Today I was travelling in the Netherlands by train. One of the great things is that major stations have their own wi-fi access. When we stopped at a station, as usual I wanted to check my emails while waiting for the train to move on.
Once I established a connection with the access point and opened my web browser to log on I immediately noticed something suspicious. Instead of getting an HTTPS site I was being directed to an HTTP site.

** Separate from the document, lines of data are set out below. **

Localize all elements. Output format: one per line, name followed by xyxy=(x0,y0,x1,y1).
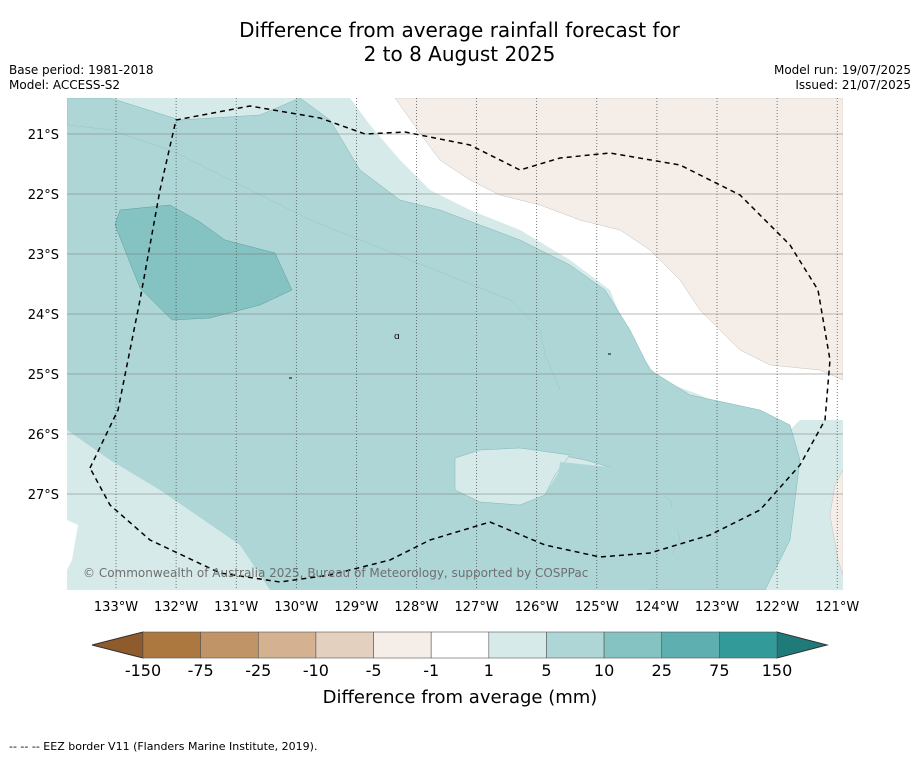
latitude-label: 21°S xyxy=(28,128,59,143)
copyright-text: © Commonwealth of Australia 2025, Bureau… xyxy=(83,566,588,580)
latitude-label: 23°S xyxy=(28,248,59,263)
longitude-label: 124°W xyxy=(635,600,679,615)
longitude-labels: 133°W 132°W 131°W 130°W 129°W 128°W 127°W 126°W… xyxy=(94,600,860,615)
longitude-label: 127°W xyxy=(455,600,499,615)
longitude-label: 122°W xyxy=(755,600,799,615)
colorbar-box xyxy=(661,631,720,659)
colorbar-box xyxy=(200,631,259,659)
colorbar-box xyxy=(142,631,201,659)
longitude-label: 126°W xyxy=(515,600,559,615)
colorbar-label: 75 xyxy=(709,661,729,680)
longitude-label: 131°W xyxy=(214,600,258,615)
region-1-to-5-southwest xyxy=(67,430,270,590)
latitude-labels: 21°S 22°S 23°S 24°S 25°S 26°S 27°S xyxy=(28,128,59,503)
colorbar-box xyxy=(603,631,663,659)
latitude-label: 22°S xyxy=(28,188,59,203)
colorbar-box xyxy=(546,631,605,659)
longitude-label: 121°W xyxy=(815,600,859,615)
region-minus-5-to-minus-1-east xyxy=(829,469,843,576)
meta-left: Base period: 1981-2018 Model: ACCESS-S2 xyxy=(9,63,154,93)
longitude-label: 129°W xyxy=(334,600,378,615)
longitude-label: 133°W xyxy=(94,600,138,615)
longitude-gridlines xyxy=(115,98,838,590)
eez-footnote: -- -- -- EEZ border V11 (Flanders Marine… xyxy=(9,740,318,753)
longitude-label: 123°W xyxy=(695,600,739,615)
region-minus-5-to-minus-1 xyxy=(394,98,843,381)
island-mark: ɑ xyxy=(394,332,400,342)
colorbar-box xyxy=(315,631,374,659)
latitude-label: 27°S xyxy=(28,488,59,503)
latitude-label: 24°S xyxy=(28,308,59,323)
rainfall-map: ɑ © Commonwealth of Australia 2025, Bure… xyxy=(67,98,843,590)
colorbar-label: 150 xyxy=(762,661,793,680)
issued-text: Issued: 21/07/2025 xyxy=(795,78,911,92)
longitude-label: 125°W xyxy=(575,600,619,615)
eez-border xyxy=(89,105,831,583)
colorbar-boxes xyxy=(142,631,778,659)
model-run-text: Model run: 19/07/2025 xyxy=(773,63,911,77)
longitude-label: 132°W xyxy=(154,600,198,615)
colorbar-label: -75 xyxy=(188,661,214,680)
region-neutral-west xyxy=(67,520,78,570)
colorbar-label: -1 xyxy=(423,661,439,680)
longitude-label: 128°W xyxy=(394,600,438,615)
colorbar-label: -25 xyxy=(245,661,271,680)
colorbar-label: -150 xyxy=(125,661,161,680)
base-period-text: Base period: 1981-2018 xyxy=(9,63,154,77)
colorbar-label: 25 xyxy=(652,661,672,680)
colorbar-label: -10 xyxy=(303,661,329,680)
latitude-label: 25°S xyxy=(28,368,59,383)
colorbar-box xyxy=(430,631,490,659)
longitude-label: 130°W xyxy=(274,600,318,615)
colorbar-labels: -150 -75 -25 -10 -5 -1 1 5 10 25 75 150 xyxy=(125,661,792,680)
colorbar-label: -5 xyxy=(366,661,382,680)
colorbar-box xyxy=(257,631,317,659)
latitude-gridlines xyxy=(67,133,843,495)
meta-right: Model run: 19/07/2025 Issued: 21/07/2025 xyxy=(774,63,911,93)
page-title: Difference from average rainfall forecas… xyxy=(0,18,919,66)
colorbar-box xyxy=(719,631,778,659)
colorbar-box xyxy=(373,631,432,659)
colorbar-high-extend xyxy=(776,631,829,659)
latitude-label: 26°S xyxy=(28,428,59,443)
region-10-to-25 xyxy=(114,204,293,321)
colorbar-box xyxy=(488,631,547,659)
colorbar-label: 1 xyxy=(484,661,494,680)
title-line-1: Difference from average rainfall forecas… xyxy=(239,18,680,42)
colorbar-low-extend xyxy=(91,631,144,659)
model-text: Model: ACCESS-S2 xyxy=(9,78,121,92)
colorbar-label: 10 xyxy=(594,661,614,680)
colorbar: -150 -75 -25 -10 -5 -1 1 5 10 25 75 150 Difference … xyxy=(91,631,829,708)
region-1-to-5-patch xyxy=(454,447,571,506)
title-line-2: 2 to 8 August 2025 xyxy=(363,42,556,66)
colorbar-title: Difference from average (mm) xyxy=(323,687,598,708)
colorbar-label: 5 xyxy=(541,661,551,680)
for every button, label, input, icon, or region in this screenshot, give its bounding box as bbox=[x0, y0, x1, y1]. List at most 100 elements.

In my mind there were two options. Either the log on procedure had changed, or I was dealing with a rogue access point. It turned out to be the first.
What’s the problem with that? Well, anything you send over an unencrypted wi-fi connection is sniffable. This is why the log on page in particular should use HTTPS.
You can bypass traffic sniffing by using an encrypted tunnel to the service of your choice. For instance, emailing via SSL/TLS or using a VPN connection to do all your work. However you can not set up such a tunnel without having actually logged on to have full internet access. The log on credentials are transmitted in plain text.
This issue is particularly critical because a number of ISPs offer (limited) free internet access via these station hotspots. This means that if you log on using one of these hotspots, your log on details will be available to anyone with a network sniffer who is in the neighbourhood.
These hotspots may be convenient, but they’re currently insecure. As long as there’s no HTTPS available for logging on, I won’t be using this service, and I would advise users in the Netherlands to follow my lead.